Abstract

Microbubbles interact with ultrasound to induce transient microscopic pores in the cellular plasma membrane in a highly localized thermo-mechanical process called sonoporation. Theranostic applications of in vitro sonoporation include molecular delivery (e.g., transfection, drug loading and cell labeling), as well as molecular extraction for measuring intracellular biomarkers, such as proteins and mRNA. Prior research focusing mainly on the effects of acoustic forcing with polydisperse microbubbles has identified a “soft limit” of sonoporation efficiency at 50% when including dead and lysed cells. We show here that this limit can be exceeded with the judicious use of monodisperse microbubbles driven by a physiotherapy device (1.0 MHz, 2.0 W/cm2, 10% duty cycle). We first examined the effects of microbubble size and found that small-diameter microbubbles (2 µm) deliver more instantaneous power than larger microbubbles (4 & 6 µm).
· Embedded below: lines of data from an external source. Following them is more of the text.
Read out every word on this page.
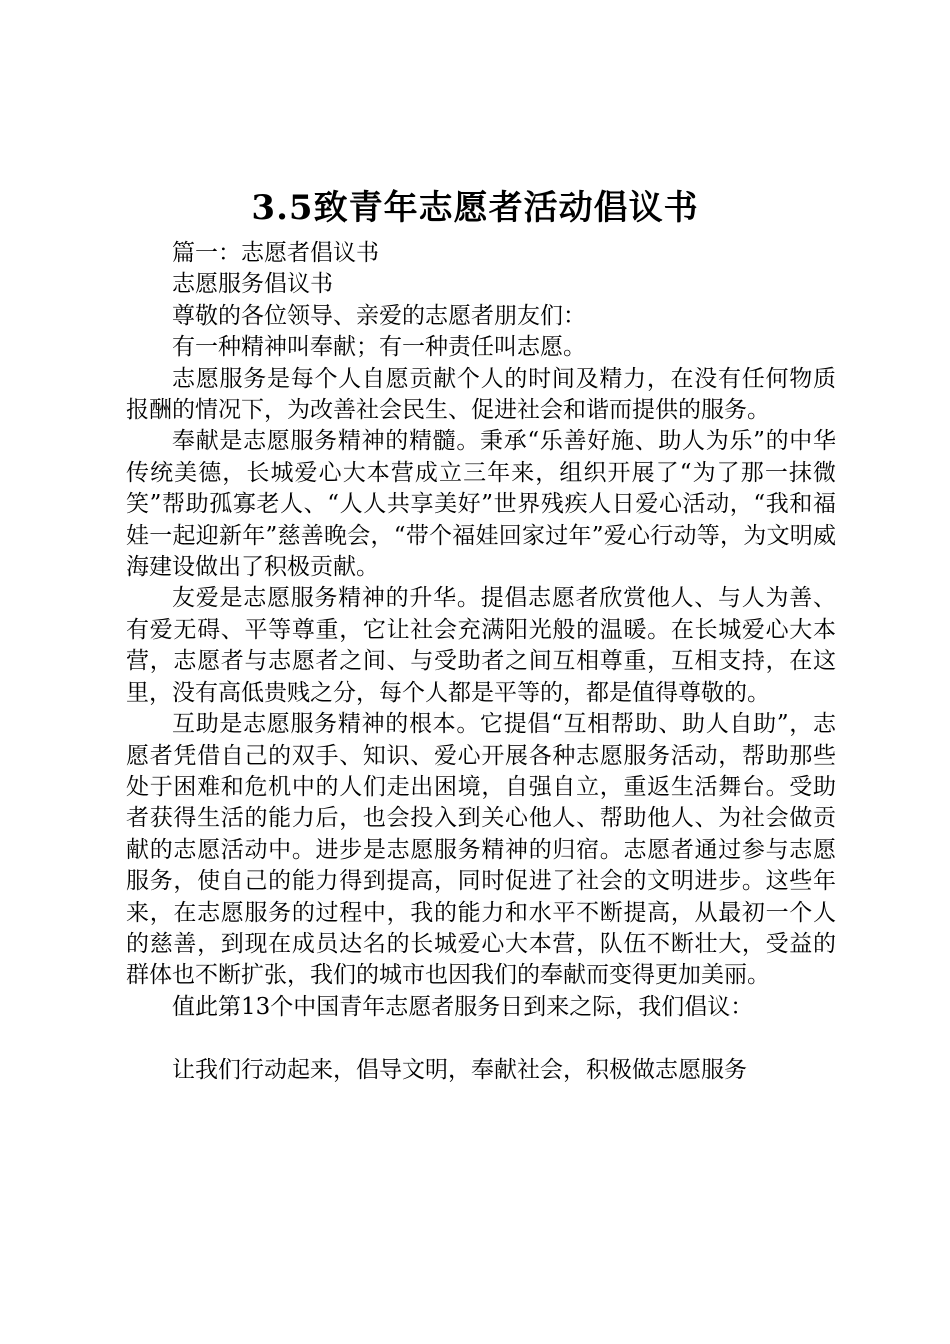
3.5致青年志愿者活动倡议书

篇一：志愿者倡议书

志愿服务倡议书

尊敬的各位领导、亲爱的志愿者朋友们：

有一种精神叫奉献；有一种责任叫志愿。

志愿服务是每个人自愿贡献个人的时间及精力，在没有任何物质报酬的情况下，为改善社会民生、促进社会和谐而提供的服务。

奉献是志愿服务精神的精髓。秉承“乐善好施、助人为乐”的中华传统美德，长城爱心大本营成立三年来，组织开展了“为了那一抹微笑”帮助孤寡老人、“人人共享美好”世界残疾人日爱心活动，“我和福娃一起迎新年”慈善晚会，“带个福娃回家过年”爱心行动等，为文明威海建设做出了积极贡献。

友爱是志愿服务精神的升华。提倡志愿者欣赏他人、与人为善、有爱无碍、平等尊重，它让社会充满阳光般的温暖。在长城爱心大本营，志愿者与志愿者之间、与受助者之间互相尊重，互相支持，在这里，没有高低贵贱之分，每个人都是平等的，都是值得尊敬的。

互助是志愿服务精神的根本。它提倡“互相帮助、助人自助”，志愿者凭借自己的双手、知识、爱心开展各种志愿服务活动，帮助那些处于困难和危机中的人们走出困境，自强自立，重返生活舞台。受助者获得生活的能力后，也会投入到关心他人、帮助他人、为社会做贡献的志愿活动中。进步是志愿服务精神的归宿。志愿者通过参与志愿服务，使自己的能力得到提高，同时促进了社会的文明进步。这些年来，在志愿服务的过程中，我的能力和水平不断提高，从最初一个人的慈善，到现在成员达名的长城爱心大本营，队伍不断壮大，受益的群体也不断扩张，我们的城市也因我们的奉献而变得更加美丽。

值此第13个中国青年志愿者服务日到来之际，我们倡议：

让我们行动起来，倡导文明，奉献社会，积极做志愿服务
However, owing to rapid fragmentation and a short half-life (0.7 s for 2 µm; 13.3 s for 6 µm), they also deliver less energy over the sonoporation time. This translates to a higher ratio of FITC-dextran (70 kDa) uptake to cell death/lysis (4:1 for 2 µm; 1:2 for 6 µm) in suspended HeLa cells after a single sonoporation. Sequential sonoporations (up to four) were consequently employed to increase molecular delivery. Peak uptake was found to be 66.1 ± 1.2% (n=3) after two sonoporations when properly accounting for cell lysis (7.0 ± 5.6%) and death (17.9 ± 2.0%), thus overcoming the previously reported soft limit. Substitution of TRITC-dextran (70 kDa) on the second sonoporation confirmed the effects were multiplicative. Overall, this study demonstrates the possibility of utilizing monodisperse small-diameter microbubbles as a means to achieve multiple low-energy sonoporation bursts for efficient in vitro cellular uptake and sequential molecular delivery.